In the time that I have since returned to New York, where I am developing curriculum on youth and the prevention of violence, I have often thought about the boxing ring. I recently went with a friend to listen to the reading of a new book, which on cover equated boxing to “living right and preparing to go the distance”. One passage that he read that stuck with me:
There are lessons to be learned at the ringside…You must learn specialized boxing knowledge to make sense of what you see in the ring, but the consequences of those lessons extend far beyond boxing. The deeper you go into the fights, the more you may discover about things that would seem at first blush to have nothing to do with boxing. Lessons in spacing and leverage, or in holding part of oneself in reserve even when hotly engaged, are lessons not only in how one boxer reckons with another but also in how one person reckons with another. The fights teach many lessons – about the virtues and limits of craft, about the need to impart meaning to hard facts by enfolding them in stories and spectacle, about getting hurt and getting old, about distance and intimacy, and especially about education itself: boxing conducts an endless workshop in the teaching and learning of knowledge with consequences.

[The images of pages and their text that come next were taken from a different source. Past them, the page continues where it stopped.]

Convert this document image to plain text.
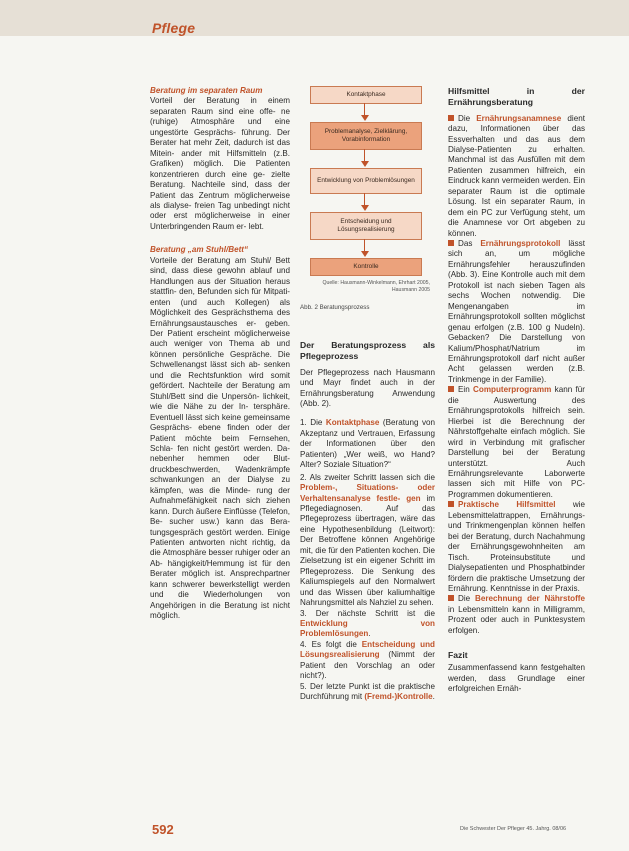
Pflege
Beratung im separaten Raum

Vorteil der Beratung in einem separaten Raum sind eine offe- ne (ruhige) Atmosphäre und eine ungestörte Gesprächs- führung. Der Berater hat mehr Zeit, dadurch ist das Mitein- ander mit Hilfsmitteln (z.B. Grafiken) möglich. Die Patienten konzentrieren durch eine ge- zielte Beratung. Nachteile sind, dass der Patient das Zentrum möglicherweise als dialyse- freien Tag unbedingt nicht oder erst möglicherweise in einer Unterbringenden Raum er- lebt.

Beratung „am Stuhl/Bett“

Vorteile der Beratung am Stuhl/ Bett sind, dass diese gewohn ablauf und Handlungen aus der Situation heraus stattfin- den, Befunden sich für Mitpati- enten (und auch Kollegen) als Möglichkeit des Gesprächsthema des Ernährungsaustausches er- geben. Der Patient erscheint möglicherweise auch weniger von Thema ab und können persönliche Gespräche. Die Schwellenangst lässt sich ab- senken und die Rechtsfunktion wird somit gefördert. Nachteile der Beratung am Stuhl/Bett sind die Unpersön- lichkeit, wie die Nähe zu der In- tersphäre. Eventuell lässt sich keine gemeinsame Gesprächs- ebene finden oder der Patient möchte beim Fernsehen, Schla- fen nicht gestört werden. Da- nebenher hemmen oder Blut- druckbeschwerden, Wadenkrämpfe schwankungen an der Dialyse zu kämpfen, was die Minde- rung der Aufnahmefähigkeit nach sich ziehen kann. Durch äußere Einflüsse (Telefon, Be- sucher usw.) kann das Bera- tungsgespräch gestört werden. Einige Patienten antworten nicht richtig, da die Atmosphäre besser ruhiger oder an Ab- hängigkeit/Hemmung ist für den Berater möglich ist. Ansprechpartner kann schwerer bewerkstelligt werden und die Wiederholungen von Angehörigen in die Beratung ist nicht möglich.

Kontaktphase
Problemanalyse, Zielklärung, Vorabinformation
Entwicklung von Problemlösungen
Entscheidung und Lösungsrealisierung
Kontrolle
Quelle: Hausmann-Winkelmann, Ehrhart 2005, Hausmann 2005
Abb. 2 Beratungsprozess
Der Beratungsprozess als Pflegeprozess

Der Pflegeprozess nach Hausmann und Mayr findet auch in der Ernährungsberatung Anwendung (Abb. 2).

1. Die Kontaktphase (Beratung von Akzeptanz und Vertrauen, Erfassung der Informationen über den Patienten) „Wer weiß, wo Hand? Alter? Soziale Situation?“

2. Als zweiter Schritt lassen sich die Problem-, Situations- oder Verhaltensanalyse festle- gen im Pflegediagnosen. Auf das Pflegeprozess übertragen, wäre das eine Hypothesenbildung (Leitwort): Der Betroffene können Angehörige mit, die für den Patienten kochen. Die Zielsetzung ist ein eigener Schritt im Pflegeprozess. Die Senkung des Kaliumspiegels auf den Normalwert und das Wissen über kaliumhaltige Nahrungsmittel als Nahziel zu sehen.

3. Der nächste Schritt ist die Entwicklung von Problemlösungen.

4. Es folgt die Entscheidung und Lösungsrealisierung (Nimmt der Patient den Vorschlag an oder nicht?).

5. Der letzte Punkt ist die praktische Durchführung mit (Fremd-)Kontrolle.

Hilfsmittel in der Ernährungsberatung

Die Ernährungsanamnese dient dazu, Informationen über das Essverhalten und das aus dem Dialyse-Patienten zu erhalten. Manchmal ist das Ausfüllen mit dem Patienten zusammen hilfreich, ein Eindruck kann vermeiden werden. Ein separater Raum ist die optimale Lösung. Ist ein separater Raum, in dem ein PC zur Verfügung steht, um die Anamnese vor Ort abgeben zu können.

Das Ernährungsprotokoll lässt sich an, um mögliche Ernährungsfehler herauszufinden (Abb. 3). Eine Kontrolle auch mit dem Protokoll ist nach sieben Tagen als sechs Wochen notwendig. Die Mengenangaben im Ernährungsprotokoll sollten möglichst genau erfolgen (z.B. 100 g Nudeln). Gebacken? Die Darstellung von Kalium/Phosphat/Natrium im Ernährungsprotokoll darf nicht außer Acht gelassen werden (z.B. Trinkmenge in der Familie).

Ein Computerprogramm kann für die Auswertung des Ernährungsprotokolls hilfreich sein. Hierbei ist die Berechnung der Nährstoffgehalte einfach möglich. Sie wird in Verbindung mit grafischer Darstellung bei der Beratung unterstützt. Auch Ernährungsrelevante Laborwerte lassen sich mit Hilfe von PC-Programmen dokumentieren.

Praktische Hilfsmittel wie Lebensmittelattrappen, Ernährungs- und Trinkmengenplan können helfen bei der Beratung, durch Nachahmung der Ernährungsgewohnheiten am Tisch. Proteinsubstitute und Dialysepatienten und Phosphatbinder fördern die praktische Umsetzung der Ernährung. Kenntnisse in der Praxis.

Die Berechnung der Nährstoffe in Lebensmitteln kann in Milligramm, Prozent oder auch in Punktesystem erfolgen.

Fazit

Zusammenfassend kann festgehalten werden, dass Grundlage einer erfolgreichen Ernäh-

592	Die Schwester Der Pfleger 45. Jahrg. 08/06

Cut Time: An Education in the Fights
Of course, boxing cannot be the answer to the problems of the favela or of the greater society from which the favelas have been marginalized – the result of a long process that has taken generations to come to fruition. Much of the discussion of the seminar that I attended on youth and children in armed violence centralized around two questions: how will youth exposed to and participating in violence put down the gun? And what happens next? Marlon Carranza, a researcher at the Universidad Centroamericana “José Simeón Cañas”, San Salvador, expresses the dual challenge in a perfect phrase, “tómale la mano y dale una salida” (take by the hand, and show a way out). Holding a gun means more than the money – it is a sense of power. Promoting a change in attitudes and non-violence, and offering a sense of identity through recreational or educational alternatives is only the first step. The economic opportunity that the gun affords – which is sizable in many developing countries or depressed areas of the developed world – must be addressed if the guns are to be left behind. Yet, as a spectator – and I would imagine for the young boys and girls that step into the ring – the sense of purpose, order and the trill of the challenge during the dance of boxing was satisfying. Or, if I dare say, an engrossing first step away from the violence of the favela and shoot-outs.
Catherine Bellamy is developing the Children and Youth programme for the University for Peace. She is based in New York.